Head-to-head: SCSU leads the overall series, 4-1-1.
Last meeting: UNO took three points on Nov. 5-6: UNO 3, SCSU 0; UNO 4, SCSU 4.
Special teams: SCSU — 15.4 percent power play (t-40th in nation), 82.6 percent penalty kill (28th in nation). UNO — 20.9 percent power play (13th in nation), 84.1 percent penalty kill (t-20th in nation).
Streaks: SCSU — two-game winless. UNO — one-game losing.
Goaltending: SCSU — Mike Lee (9-8-2, 2.81 goals-against average, .902 save percentage). UNO — John Faulkner (14-9-2, 2.48 goals-against average, .910 save percentage).
Leading scorer: SCSU — Drew LeBlanc (10-22–32).

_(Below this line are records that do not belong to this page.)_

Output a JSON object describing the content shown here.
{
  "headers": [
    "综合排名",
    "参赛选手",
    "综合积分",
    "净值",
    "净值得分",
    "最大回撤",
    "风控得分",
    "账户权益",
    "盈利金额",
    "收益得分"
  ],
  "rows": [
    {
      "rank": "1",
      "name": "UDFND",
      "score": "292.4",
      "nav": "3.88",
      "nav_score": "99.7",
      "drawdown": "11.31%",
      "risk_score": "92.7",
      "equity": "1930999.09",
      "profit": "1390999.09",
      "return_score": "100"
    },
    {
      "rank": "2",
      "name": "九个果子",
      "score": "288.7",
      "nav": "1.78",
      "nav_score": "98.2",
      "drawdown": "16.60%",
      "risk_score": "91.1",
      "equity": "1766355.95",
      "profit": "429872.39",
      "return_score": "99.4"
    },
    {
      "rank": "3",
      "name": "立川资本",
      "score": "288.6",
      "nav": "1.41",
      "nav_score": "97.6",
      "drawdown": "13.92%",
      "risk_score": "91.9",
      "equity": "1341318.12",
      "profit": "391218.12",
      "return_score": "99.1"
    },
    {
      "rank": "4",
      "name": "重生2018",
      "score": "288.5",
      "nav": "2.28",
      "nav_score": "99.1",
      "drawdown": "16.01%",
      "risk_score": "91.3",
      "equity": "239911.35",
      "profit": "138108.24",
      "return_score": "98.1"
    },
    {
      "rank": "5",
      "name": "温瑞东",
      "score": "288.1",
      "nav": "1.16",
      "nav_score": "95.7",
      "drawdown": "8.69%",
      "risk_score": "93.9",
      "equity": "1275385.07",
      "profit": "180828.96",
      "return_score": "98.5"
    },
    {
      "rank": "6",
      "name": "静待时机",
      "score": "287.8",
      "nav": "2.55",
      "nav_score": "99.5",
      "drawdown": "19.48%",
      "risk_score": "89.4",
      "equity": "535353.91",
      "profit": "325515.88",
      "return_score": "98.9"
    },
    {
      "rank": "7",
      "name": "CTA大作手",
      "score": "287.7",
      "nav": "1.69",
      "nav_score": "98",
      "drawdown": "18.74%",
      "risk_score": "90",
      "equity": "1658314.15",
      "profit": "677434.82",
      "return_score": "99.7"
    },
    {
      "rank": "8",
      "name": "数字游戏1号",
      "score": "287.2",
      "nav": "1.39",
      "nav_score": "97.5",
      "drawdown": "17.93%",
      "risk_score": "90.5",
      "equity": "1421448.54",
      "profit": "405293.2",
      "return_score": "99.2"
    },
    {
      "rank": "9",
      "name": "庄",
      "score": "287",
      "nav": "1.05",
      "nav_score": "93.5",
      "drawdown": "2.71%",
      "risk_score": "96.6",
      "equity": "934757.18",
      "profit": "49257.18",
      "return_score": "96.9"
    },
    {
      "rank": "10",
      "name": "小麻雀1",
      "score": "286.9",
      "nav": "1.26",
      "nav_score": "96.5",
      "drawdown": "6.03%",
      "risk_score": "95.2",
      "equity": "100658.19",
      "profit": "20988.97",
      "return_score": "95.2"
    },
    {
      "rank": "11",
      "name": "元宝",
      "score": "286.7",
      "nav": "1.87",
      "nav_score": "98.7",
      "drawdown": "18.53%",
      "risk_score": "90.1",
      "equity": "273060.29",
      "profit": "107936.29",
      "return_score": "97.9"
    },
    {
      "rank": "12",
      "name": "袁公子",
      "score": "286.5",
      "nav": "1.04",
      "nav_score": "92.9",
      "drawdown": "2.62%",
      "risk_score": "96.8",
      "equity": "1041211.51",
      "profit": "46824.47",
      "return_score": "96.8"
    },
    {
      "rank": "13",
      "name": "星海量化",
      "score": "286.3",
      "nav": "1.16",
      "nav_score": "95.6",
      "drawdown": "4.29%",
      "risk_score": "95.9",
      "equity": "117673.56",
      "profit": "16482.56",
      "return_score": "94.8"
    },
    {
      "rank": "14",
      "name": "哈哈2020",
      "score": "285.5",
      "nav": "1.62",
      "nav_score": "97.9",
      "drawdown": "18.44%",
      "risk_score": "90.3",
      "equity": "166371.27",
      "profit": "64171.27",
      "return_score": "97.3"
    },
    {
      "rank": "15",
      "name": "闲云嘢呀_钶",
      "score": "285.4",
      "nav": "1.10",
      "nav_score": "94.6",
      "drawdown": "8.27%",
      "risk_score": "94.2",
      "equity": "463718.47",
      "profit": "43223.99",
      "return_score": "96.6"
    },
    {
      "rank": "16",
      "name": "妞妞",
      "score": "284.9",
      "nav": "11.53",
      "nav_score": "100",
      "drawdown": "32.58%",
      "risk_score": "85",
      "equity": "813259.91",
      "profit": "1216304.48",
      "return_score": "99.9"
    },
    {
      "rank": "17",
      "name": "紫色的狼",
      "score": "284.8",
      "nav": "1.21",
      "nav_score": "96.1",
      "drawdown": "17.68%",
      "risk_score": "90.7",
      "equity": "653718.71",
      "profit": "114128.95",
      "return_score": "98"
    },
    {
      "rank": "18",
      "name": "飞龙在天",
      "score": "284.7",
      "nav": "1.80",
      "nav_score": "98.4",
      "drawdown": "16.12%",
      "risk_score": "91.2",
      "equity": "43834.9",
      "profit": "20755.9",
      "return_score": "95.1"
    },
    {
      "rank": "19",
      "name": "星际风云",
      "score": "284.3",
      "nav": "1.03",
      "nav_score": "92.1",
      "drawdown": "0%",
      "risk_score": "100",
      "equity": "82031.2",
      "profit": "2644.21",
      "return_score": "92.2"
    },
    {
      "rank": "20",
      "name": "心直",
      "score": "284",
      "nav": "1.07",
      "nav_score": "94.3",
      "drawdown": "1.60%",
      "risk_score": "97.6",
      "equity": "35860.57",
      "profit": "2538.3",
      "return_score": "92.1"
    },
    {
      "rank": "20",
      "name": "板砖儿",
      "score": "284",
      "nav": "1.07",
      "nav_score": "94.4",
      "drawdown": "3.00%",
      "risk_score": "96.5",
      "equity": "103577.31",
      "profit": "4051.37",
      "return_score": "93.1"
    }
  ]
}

UNO — Joey Martin (8-19–27).
Notes: This will be SCSU’s first trip to Omaha.
Odds and ends
• It’s been cold and snowy this past week pretty much everywhere in WCHA country. So, I implore you, stay warm and bundle up. Otherwise, you might end up like UND’s Danny Kristo — out indefinitely due to frostbite (toes). Not a fun thing.